C’est sur ce souvenir que je crois me réveiller, et je me réveille effectivement, plus tôt que prévu, horriblement fatigué et accablé par une incompréhension angoissée. (Pour une fois, mon angoisse du lever ainsi justifiée, mais paradoxalement par ce sentiment d’incompréhension : que signifie ce rêve devenu cauchemar, qui est symbolisé finalement par ce cercle de la base de cet arbre gigantesque, dont la dimension circulaire me domine de près d’un mètre et par la perspective incompréhensible qu’il soit remplacé par des millions de papillons ?) Je me lève pour quelques petites ablutions et nécessités diverses en espérant qu’il sera assez tôt pour me décider à me recoucher, constate que ce n’est pas le cas et que je suis presque à l’heure de mon lever (03H12, je m’en souviens précisément) et sens ma fatigue disparaître complètement... Je décide de rester debout tandis que l’angoisse se transforme, je ne sais pourquoi sauf qu’ainsi disparaît une certaine paralysie, en ce sentiment plus apaisée de la nostalgie, plutôt dans le registre de la tristesse que dans celui de l’exaltation car la nostalgie a pour moi dans son infinie richesse de ces couleurs si différentes... Je m’installe quelques minutes à ma machine avant de descendre saluer les animaux (ma chienne Klara et ma chatte Lili), boire deux ou trois verres d’eau, un petit café, préparer ma tisane, faire mon exercice du petit-matin (du vélo d’appartement). Je consulte rapidement l’un ou l’autre site, m’arrête sur cet article de Sputnik-français reprenant une synthèse de cet autre article du Wall Street Journal, – dont il doit être fait usage par ailleurs sur le site. Les deux titres portent sur ce phénomène de la Fin, – « Les USA cèdent leur domination à la Russie au Proche Orient » et « America’s Fading Footprint in the Middle East ». Je décide alors d’en faire un article.

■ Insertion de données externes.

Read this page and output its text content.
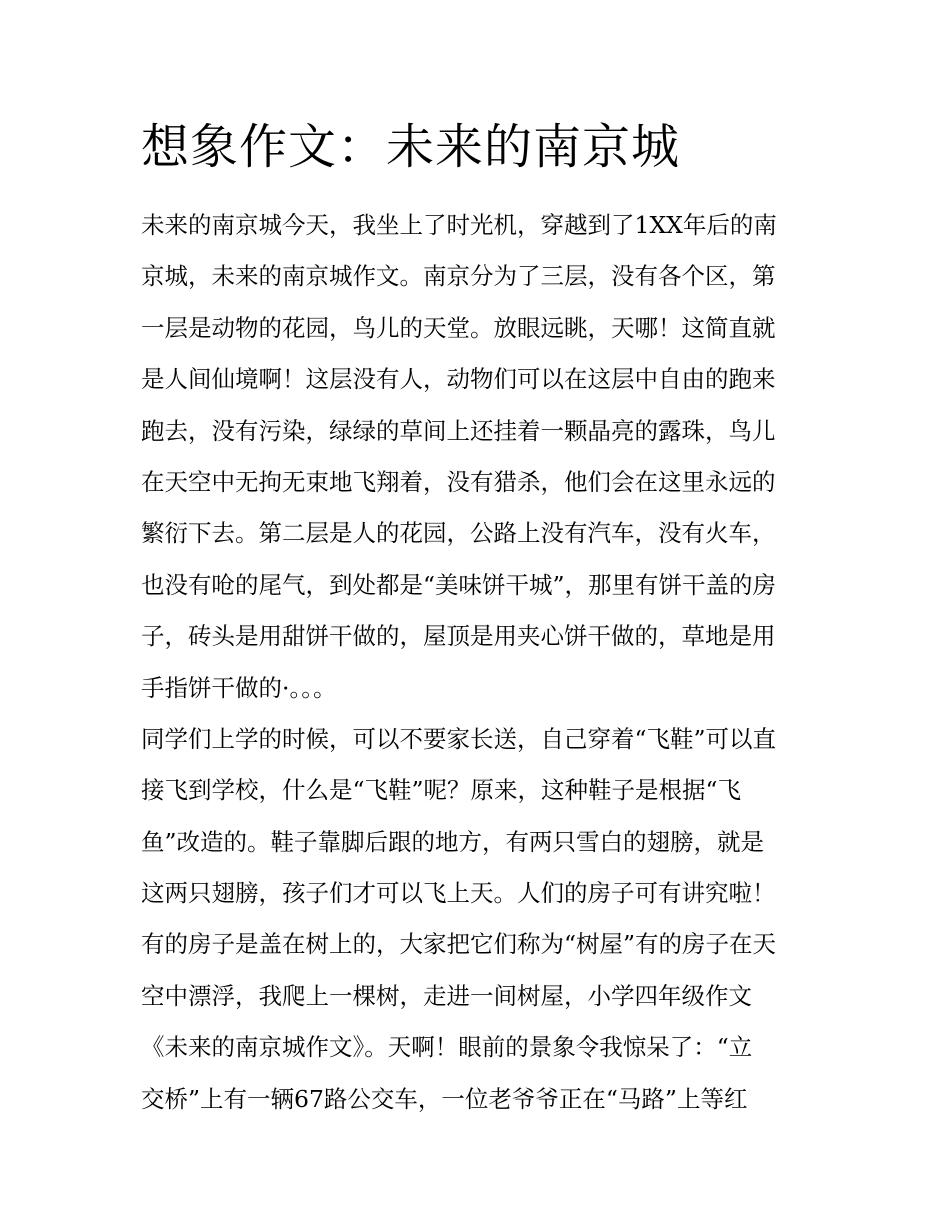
想象作文：未来的南京城

未来的南京城今天，我坐上了时光机，穿越到了1XX年后的南
京城，未来的南京城作文。南京分为了三层，没有各个区，第
一层是动物的花园，鸟儿的天堂。放眼远眺，天哪！这简直就
是人间仙境啊！这层没有人，动物们可以在这层中自由的跑来
跑去，没有污染，绿绿的草间上还挂着一颗晶亮的露珠，鸟儿
在天空中无拘无束地飞翔着，没有猎杀，他们会在这里永远的
繁衍下去。第二层是人的花园，公路上没有汽车，没有火车，
也没有呛的尾气，到处都是“美味饼干城”，那里有饼干盖的房
子，砖头是用甜饼干做的，屋顶是用夹心饼干做的，草地是用
手指饼干做的·。。。

同学们上学的时候，可以不要家长送，自己穿着“飞鞋”可以直
接飞到学校，什么是“飞鞋”呢？原来，这种鞋子是根据“飞
鱼”改造的。鞋子靠脚后跟的地方，有两只雪白的翅膀，就是
这两只翅膀，孩子们才可以飞上天。人们的房子可有讲究啦！
有的房子是盖在树上的，大家把它们称为“树屋”有的房子在天
空中漂浮，我爬上一棵树，走进一间树屋，小学四年级作文
《未来的南京城作文》。天啊！眼前的景象令我惊呆了：“立
交桥”上有一辆67路公交车，一位老爷爷正在“马路”上等红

Le plus étrange, – ou bien est-ce la logique du cauchemar devenu prémonition, – est alors à la fois le sentiment et la réalisation que l’angoisse de l’incompréhension transformée en une nostalgie colorée essentiellement de tristesse a trouvé son objet. L’image de la “fin de l’hégémonie”, ou de la “Fin de l’Empire” que suggèrent ces deux textes a rencontré complètement cette nostalgie si complètement marquée de tristesse, et j’ai éprouvé, pendant quelques instants, ce sentiment du temps qui passe et des choses irréversibles que le passé enfouit, que vous inspire certains évènements historiques. Ainsi, moi, qui poursuis l’“Empire” de ma critique la plus véhémente, qui considère la chose comme le serviteur le plus avisé et le plus soumis du Système, je ressentis cette nostalgie sans fin si fortement colorée d’une tristesse à mesure, comme si je supportais avec tant de difficultés le sort terrible fait à l’Empire. Quittant ma machine comme je l’ai dit plus haut pour les diverses occupations de mon lever avant de me mettre au travail, et ayant déjà mon sujet en tête, je me souvins que ce jour qui débutait était le 11 de quelque chose et je fus persuadé pendant un temps assez long, jusqu’au bout de ces lignes en fait (jusqu’à inscrire cette mauvaise date en tête de cette intervention du Journal.dde, que je modifie à cet instant), que l’on était le 11-septembre...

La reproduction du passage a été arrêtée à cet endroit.